= D. K. Khaparde =

D. K. Khaparde (13 May 1939, Nagpur, – 29 February 2000, Pune) was an Indian activist and a founder of the precursor to BAMCEF in 1971 and later the president of BAMCEF.

A Mahar Buddhist, after completion of his B.Sc. from Institute of Science at Nagpur, Khaparde joined the Defence Establishment of Pune. In Pune, he met Kanshi Ram, whom he enlightened about the movement of Ambedkarism, philosophy of B. R. Ambedkar.

The crises on the issue of Jayanti celebration of B. R. Ambedkar in the Defence establishment galvanised the followers of Ambedkar. They decided to form a nationwide organisation to spread the movement of Phule-Ambedkar and formed BAMCEF on 6 December 1978.

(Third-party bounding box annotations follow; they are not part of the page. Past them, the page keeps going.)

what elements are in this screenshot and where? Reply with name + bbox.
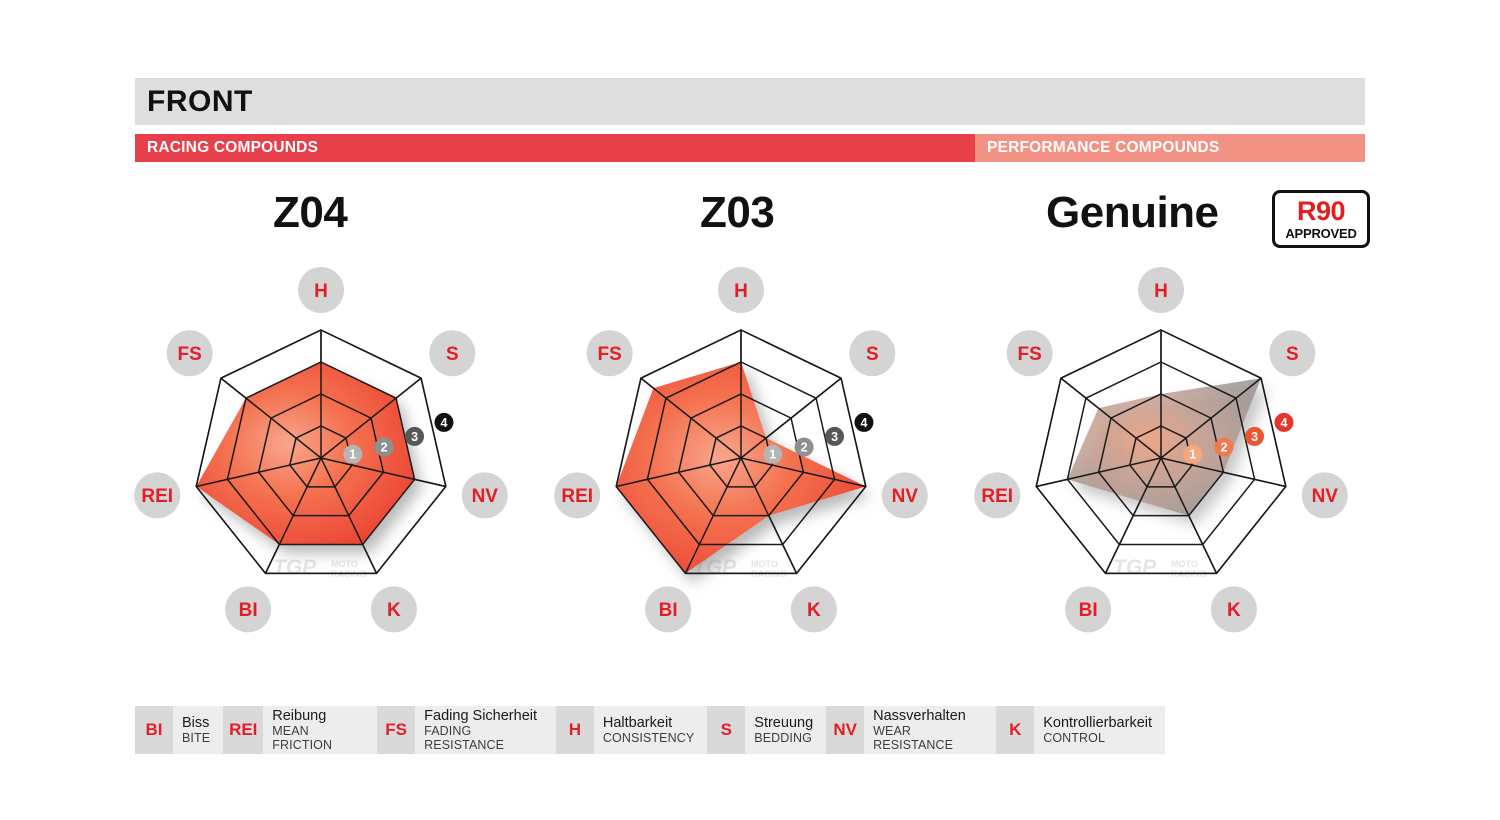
legend-item-rei: REIReibungMEAN FRICTION (223, 706, 377, 754)
axis-label-k: K (371, 586, 417, 632)
legend-term-en: CONTROL (1043, 731, 1152, 745)
legend-terms: ReibungMEAN FRICTION (263, 708, 377, 752)
axis-label-rei: REI (554, 472, 600, 518)
axis-label-bi: BI (645, 586, 691, 632)
legend-term-de: Fading Sicherheit (424, 708, 543, 724)
axis-label-nv: NV (462, 472, 508, 518)
svg-text:2: 2 (381, 440, 388, 454)
r90-badge-sub-label: APPROVED (1285, 227, 1356, 240)
svg-text:MOTO: MOTO (751, 559, 778, 569)
chart-title-z03: Z03 (700, 188, 774, 238)
chart-title-z04: Z04 (273, 188, 347, 238)
legend-term-en: MEAN FRICTION (272, 724, 364, 752)
legend: BIBissBITEREIReibungMEAN FRICTIONFSFadin… (135, 706, 1165, 754)
legend-item-nv: NVNassverhaltenWEAR RESISTANCE (826, 706, 996, 754)
radar-chart-z03: TGPMOTORACING1234HSNVKBIREIFS (551, 262, 951, 662)
svg-text:NV: NV (1312, 486, 1339, 507)
legend-term-de: Biss (182, 715, 210, 731)
legend-item-bi: BIBissBITE (135, 706, 223, 754)
ring-badge-1: 1 (1183, 445, 1202, 464)
svg-text:S: S (1286, 344, 1299, 365)
legend-code-h: H (556, 706, 594, 754)
axis-label-fs: FS (167, 330, 213, 376)
ring-badge-1: 1 (763, 445, 782, 464)
axis-label-bi: BI (1065, 586, 1111, 632)
svg-text:H: H (314, 281, 328, 302)
axis-label-h: H (718, 267, 764, 313)
axis-label-bi: BI (225, 586, 271, 632)
axis-label-nv: NV (1302, 472, 1348, 518)
svg-text:1: 1 (769, 448, 776, 462)
svg-text:4: 4 (1280, 416, 1287, 430)
legend-code-k: K (996, 706, 1034, 754)
axis-label-s: S (849, 330, 895, 376)
ring-badge-2: 2 (795, 438, 814, 457)
svg-text:FS: FS (598, 344, 622, 365)
svg-text:NV: NV (892, 486, 919, 507)
ring-badge-3: 3 (1245, 427, 1264, 446)
svg-text:TGP: TGP (273, 556, 317, 579)
legend-terms: StreuungBEDDING (745, 715, 826, 745)
band-performance-compounds: PERFORMANCE COMPOUNDS (975, 134, 1365, 162)
svg-text:4: 4 (860, 416, 867, 430)
ring-badge-1: 1 (343, 445, 362, 464)
ring-badge-3: 3 (405, 427, 424, 446)
legend-code-bi: BI (135, 706, 173, 754)
svg-text:MOTO: MOTO (1171, 559, 1198, 569)
svg-text:2: 2 (801, 440, 808, 454)
svg-text:S: S (866, 344, 879, 365)
axis-label-h: H (1138, 267, 1184, 313)
svg-text:BI: BI (239, 600, 258, 621)
radar-chart-genuine: TGPMOTORACING1234HSNVKBIREIFS (971, 262, 1371, 662)
legend-term-de: Nassverhalten (873, 708, 983, 724)
legend-item-fs: FSFading SicherheitFADING RESISTANCE (377, 706, 556, 754)
legend-term-en: BITE (182, 731, 210, 745)
svg-text:FS: FS (1018, 344, 1042, 365)
svg-text:MOTO: MOTO (331, 559, 358, 569)
svg-text:3: 3 (1251, 430, 1258, 444)
legend-code-fs: FS (377, 706, 415, 754)
svg-text:2: 2 (1221, 440, 1228, 454)
legend-terms: KontrollierbarkeitCONTROL (1034, 715, 1165, 745)
legend-term-en: BEDDING (754, 731, 813, 745)
ring-badge-4: 4 (434, 413, 453, 432)
axis-label-s: S (429, 330, 475, 376)
legend-code-rei: REI (223, 706, 263, 754)
band-racing-label: RACING COMPOUNDS (135, 139, 318, 157)
legend-term-de: Haltbarkeit (603, 715, 694, 731)
svg-text:REI: REI (561, 486, 593, 507)
legend-terms: Fading SicherheitFADING RESISTANCE (415, 708, 556, 752)
svg-text:H: H (734, 281, 748, 302)
chart-title-genuine: Genuine (1046, 188, 1219, 238)
legend-term-de: Streuung (754, 715, 813, 731)
axis-label-nv: NV (882, 472, 928, 518)
ring-badge-4: 4 (854, 413, 873, 432)
r90-badge-main-label: R90 (1297, 198, 1345, 225)
svg-text:H: H (1154, 281, 1168, 302)
legend-term-en: FADING RESISTANCE (424, 724, 543, 752)
legend-code-s: S (707, 706, 745, 754)
r90-approved-badge: R90 APPROVED (1272, 190, 1370, 248)
svg-text:1: 1 (1189, 448, 1196, 462)
axis-label-s: S (1269, 330, 1315, 376)
ring-badge-4: 4 (1274, 413, 1293, 432)
legend-term-en: CONSISTENCY (603, 731, 694, 745)
legend-item-s: SStreuungBEDDING (707, 706, 826, 754)
axis-label-fs: FS (587, 330, 633, 376)
axis-label-k: K (791, 586, 837, 632)
svg-text:K: K (1227, 600, 1241, 621)
svg-text:TGP: TGP (1113, 556, 1157, 579)
svg-text:1: 1 (349, 448, 356, 462)
svg-text:4: 4 (440, 416, 447, 430)
section-title-bar: FRONT (135, 78, 1365, 125)
axis-label-k: K (1211, 586, 1257, 632)
ring-badge-3: 3 (825, 427, 844, 446)
svg-text:3: 3 (411, 430, 418, 444)
legend-terms: HaltbarkeitCONSISTENCY (594, 715, 707, 745)
legend-term-de: Reibung (272, 708, 364, 724)
page-title: FRONT (135, 85, 253, 119)
svg-text:3: 3 (831, 430, 838, 444)
legend-item-h: HHaltbarkeitCONSISTENCY (556, 706, 707, 754)
legend-item-k: KKontrollierbarkeitCONTROL (996, 706, 1165, 754)
axis-label-rei: REI (974, 472, 1020, 518)
svg-text:REI: REI (141, 486, 173, 507)
svg-text:S: S (446, 344, 459, 365)
svg-text:FS: FS (178, 344, 202, 365)
radar-chart-z04: TGPMOTORACING1234HSNVKBIREIFS (131, 262, 531, 662)
svg-text:NV: NV (472, 486, 499, 507)
compound-category-bands: RACING COMPOUNDS PERFORMANCE COMPOUNDS (135, 134, 1365, 162)
axis-label-fs: FS (1007, 330, 1053, 376)
legend-term-en: WEAR RESISTANCE (873, 724, 983, 752)
svg-text:BI: BI (659, 600, 678, 621)
ring-badge-2: 2 (375, 438, 394, 457)
ring-badge-2: 2 (1215, 438, 1234, 457)
axis-label-h: H (298, 267, 344, 313)
band-racing-compounds: RACING COMPOUNDS (135, 134, 975, 162)
band-performance-label: PERFORMANCE COMPOUNDS (975, 139, 1219, 157)
legend-terms: NassverhaltenWEAR RESISTANCE (864, 708, 996, 752)
axis-label-rei: REI (134, 472, 180, 518)
svg-text:BI: BI (1079, 600, 1098, 621)
legend-term-de: Kontrollierbarkeit (1043, 715, 1152, 731)
legend-code-nv: NV (826, 706, 864, 754)
svg-text:K: K (387, 600, 401, 621)
svg-text:REI: REI (981, 486, 1013, 507)
svg-text:K: K (807, 600, 821, 621)
legend-terms: BissBITE (173, 715, 223, 745)
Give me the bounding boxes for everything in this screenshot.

Kanshi Ram left him in 1985 and therefore he had registered BAMCEF in 1987 in consultation with other colleagues. He resigned from the service and dedicated completely for 13 years and established BAMCEF offices in 18 states of India]to spread Phule-Ambedkar movement. It is said that Kanshi Ram wanted to make BAMCEF enter into the political sphere but Khaparde wanted it to remain a social organization hence there were conflicts.